A proposed state budget would cut about $100,000 from the $500,000 spent on needle exchange programs in New Haven, Hartford, Danbury, Stamford and Bridgeport. That cut would make it difficult to operate the New Haven program and could lead to some of the other programs being eliminated, officials said. “You’re talking about trading lives for $100,000,” said David Purchase, chairman of the North American Syringe Exchange Network.
New Jersey, the only state without either a needle exchange program or one that allows syringes to be sold without a prescription, recently legalized needle exchange programs after a long struggle.
In Chicago, a cut in funding this year will mean 800,000 fewer dirty needles will be taken off the streets, according to Dan Bigg, program director. Funding was cut from about $1.1 million to $870,000 because of a decrease of HIV cases involving injection drugs, said Christopher Brown, a Chicago health official. He credited the needle exchange program with causing the decline, but said officials try to match limited funds with the type of transmission that accounts for the most new cases.

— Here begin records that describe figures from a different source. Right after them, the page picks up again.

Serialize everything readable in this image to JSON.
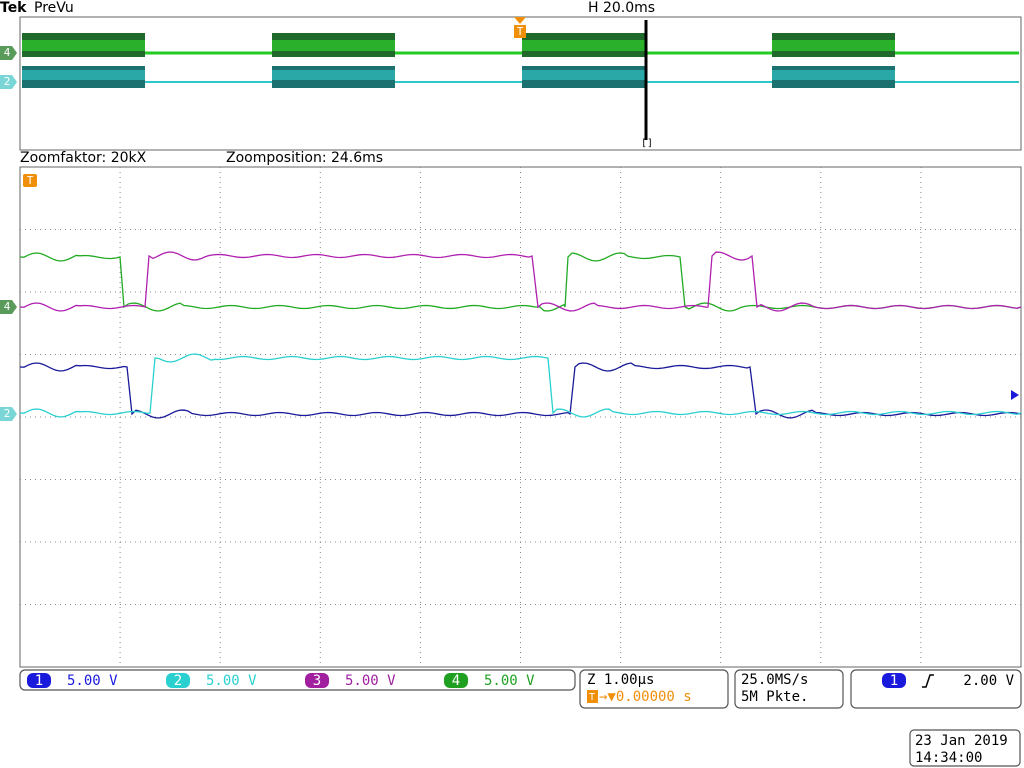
{
  "header": {
    "brand": "Tek",
    "mode": "PreVu",
    "timebase": "H 20.0ms"
  },
  "zoom": {
    "factor": "Zoomfaktor: 20kX",
    "position": "Zoomposition: 24.6ms"
  },
  "markers": {
    "trigger": "T",
    "ch4": "4",
    "ch2": "2"
  },
  "channels": [
    {
      "number": "1",
      "scale": "5.00 V"
    },
    {
      "number": "2",
      "scale": "5.00 V"
    },
    {
      "number": "3",
      "scale": "5.00 V"
    },
    {
      "number": "4",
      "scale": "5.00 V"
    }
  ],
  "horizontal": {
    "zoom_scale": "Z 1.00µs",
    "trigger_position": "→▼0.00000 s"
  },
  "acquisition": {
    "sample_rate": "25.0MS/s",
    "record_length": "5M Pkte."
  },
  "trigger": {
    "source": "1",
    "level": "2.00 V"
  },
  "datetime": {
    "date": "23 Jan  2019",
    "time": "14:34:00"
  }
}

Iannotti says the program kept her sons from getting infected with the AIDS virus. “I think it’s fabulous,” Iannotti says. “I think it saves a lot of lives.”

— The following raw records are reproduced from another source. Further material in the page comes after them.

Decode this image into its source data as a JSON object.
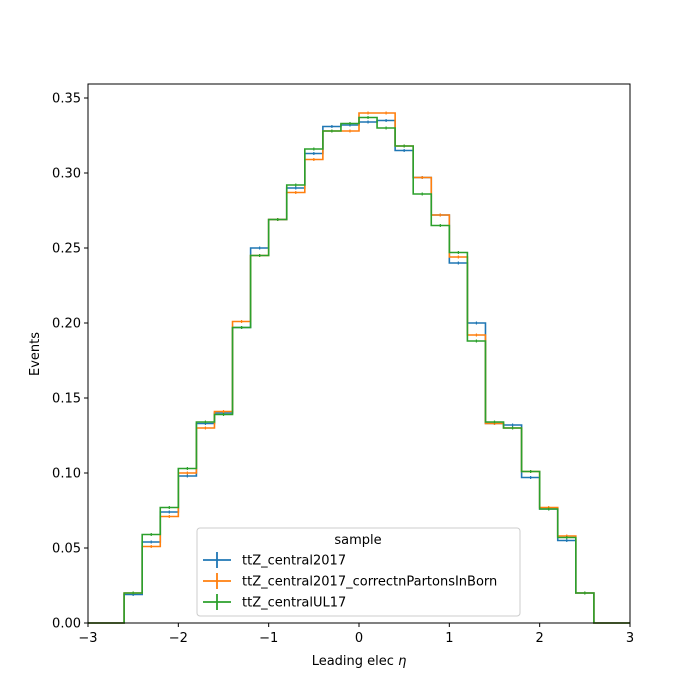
{
  "chart_data": {
    "type": "line",
    "xlabel": "Leading elec",
    "xlabel_symbol": "η",
    "ylabel": "Events",
    "xlim": [
      -3,
      3
    ],
    "ylim": [
      0,
      0.36
    ],
    "x_ticks": [
      -3,
      -2,
      -1,
      0,
      1,
      2,
      3
    ],
    "x_tick_labels": [
      "−3",
      "−2",
      "−1",
      "0",
      "1",
      "2",
      "3"
    ],
    "y_ticks": [
      0,
      0.05,
      0.1,
      0.15,
      0.2,
      0.25,
      0.3,
      0.35
    ],
    "y_tick_labels": [
      "0.00",
      "0.05",
      "0.10",
      "0.15",
      "0.20",
      "0.25",
      "0.30",
      "0.35"
    ],
    "bin_edges": [
      -2.6,
      -2.4,
      -2.2,
      -2.0,
      -1.8,
      -1.6,
      -1.4,
      -1.2,
      -1.0,
      -0.8,
      -0.6,
      -0.4,
      -0.2,
      0.0,
      0.2,
      0.4,
      0.6,
      0.8,
      1.0,
      1.2,
      1.4,
      1.6,
      1.8,
      2.0,
      2.2,
      2.4,
      2.6
    ],
    "legend": {
      "title": "sample",
      "placement": "lower-center"
    },
    "series": [
      {
        "name": "ttZ_central2017",
        "color": "#1f77b4",
        "values": [
          0.019,
          0.054,
          0.074,
          0.098,
          0.133,
          0.14,
          0.197,
          0.25,
          0.269,
          0.29,
          0.313,
          0.331,
          0.332,
          0.334,
          0.335,
          0.315,
          0.297,
          0.272,
          0.24,
          0.2,
          0.133,
          0.132,
          0.097,
          0.076,
          0.055,
          0.02
        ]
      },
      {
        "name": "ttZ_central2017_correctnPartonsInBorn",
        "color": "#ff7f0e",
        "values": [
          0.02,
          0.051,
          0.071,
          0.1,
          0.13,
          0.141,
          0.201,
          0.245,
          0.269,
          0.287,
          0.309,
          0.328,
          0.328,
          0.34,
          0.34,
          0.318,
          0.297,
          0.272,
          0.244,
          0.192,
          0.133,
          0.13,
          0.101,
          0.077,
          0.058,
          0.02
        ]
      },
      {
        "name": "ttZ_centralUL17",
        "color": "#2ca02c",
        "values": [
          0.02,
          0.059,
          0.077,
          0.103,
          0.134,
          0.139,
          0.197,
          0.245,
          0.269,
          0.292,
          0.316,
          0.328,
          0.333,
          0.337,
          0.33,
          0.318,
          0.286,
          0.265,
          0.247,
          0.188,
          0.134,
          0.13,
          0.101,
          0.076,
          0.057,
          0.02
        ]
      }
    ]
  }
}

But buried on page 795 of President Obama’s annual budget was a paragraph banning the federal funding of needle-exchange programs for drug addicts. A 180 degree turn on his campaign promise to overturn that longstanding ban. To further enrage AIDS and addiction activists, a statement of support for needle exchange programs was removed from the White House website. It appears Obama is reversing course on his campaign promises.
The Administration says that is not the case. Jeff Crowley, director of the White House Office of National AIDS Policy said that President Obama has no plans to abandon needle exchange, but is simply not moving forward on the issue. “The President is looking forward to working with Congress and the American people to build support for this change,” says Crowley, “and his Administration is committed to moving forward to address the federal ban on syringe exchange programs as a part of a national HIV/AIDS strategy.”

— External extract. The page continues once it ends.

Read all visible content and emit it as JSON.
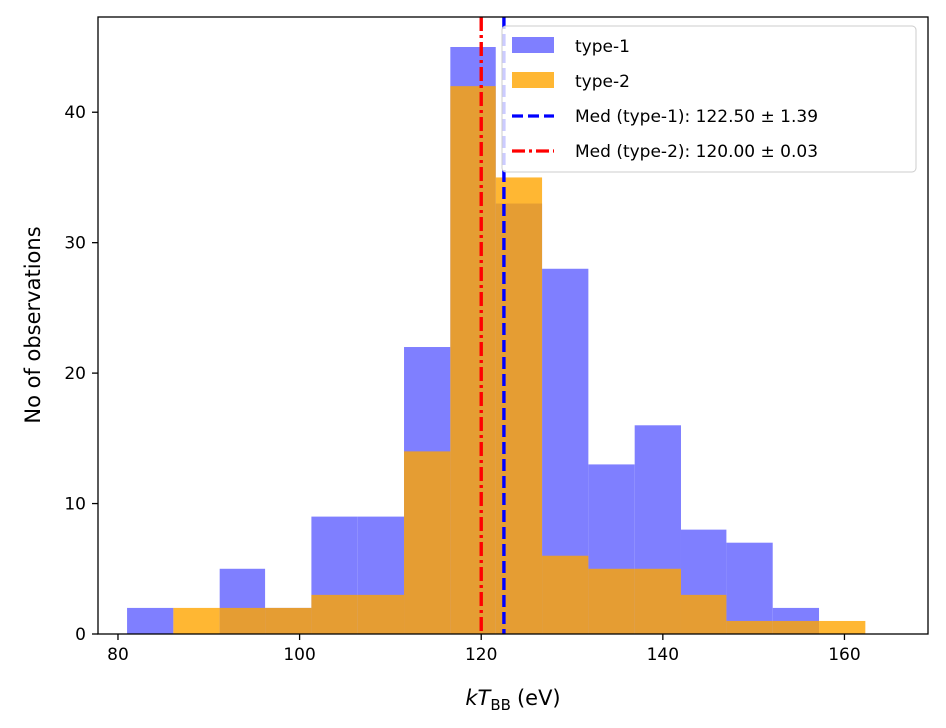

Although conservative critics have long opposed giving clean needles to drug addicts on moral grounds, the consensus among public health experts — including the World Health Organization and the American Medical Association — is that the strategy works to reduce the spread of HIV and AIDS. “I think the evidence for needle exchange is stronger,” says Don Des Jarlais, director of research for the Baron Edmond de Rothschild Chemical Dependency Institute at Beth Israel Hospital in New York, comparing the scientific support for needle exchange to the overwhelming evidence of human impact on the climate.
Des Jarlais’s studies of HIV infection among drug addicts in New York City have found that new infection rates dropped more than 75% after city and community activists expanded clean-needle programs, beginning in the early 1990s, and later legalized possession of needles. Likewise, needle-exchange programs in other cities, including Montreal and Vancouver, had similarly positive result. So, why has the federal funding ban on these programs remained intact for two decades?
It’s politics as usual. The funding ban was introduced by conservative Senator Jesse Helms, and Democrats afraid of being labeled as soft on drugs have been reluctant to reverse it ever since. In 1998, President Clinton said he intended to lift the ban, under a provision in place at the time that allowed the President to do so if the science proved convincing. Although the Clinton Administration admitted the evidence was there, at the last minute, drug czar Barry McCaffrey managed to convince the President that “sending the right message” on drugs was more important.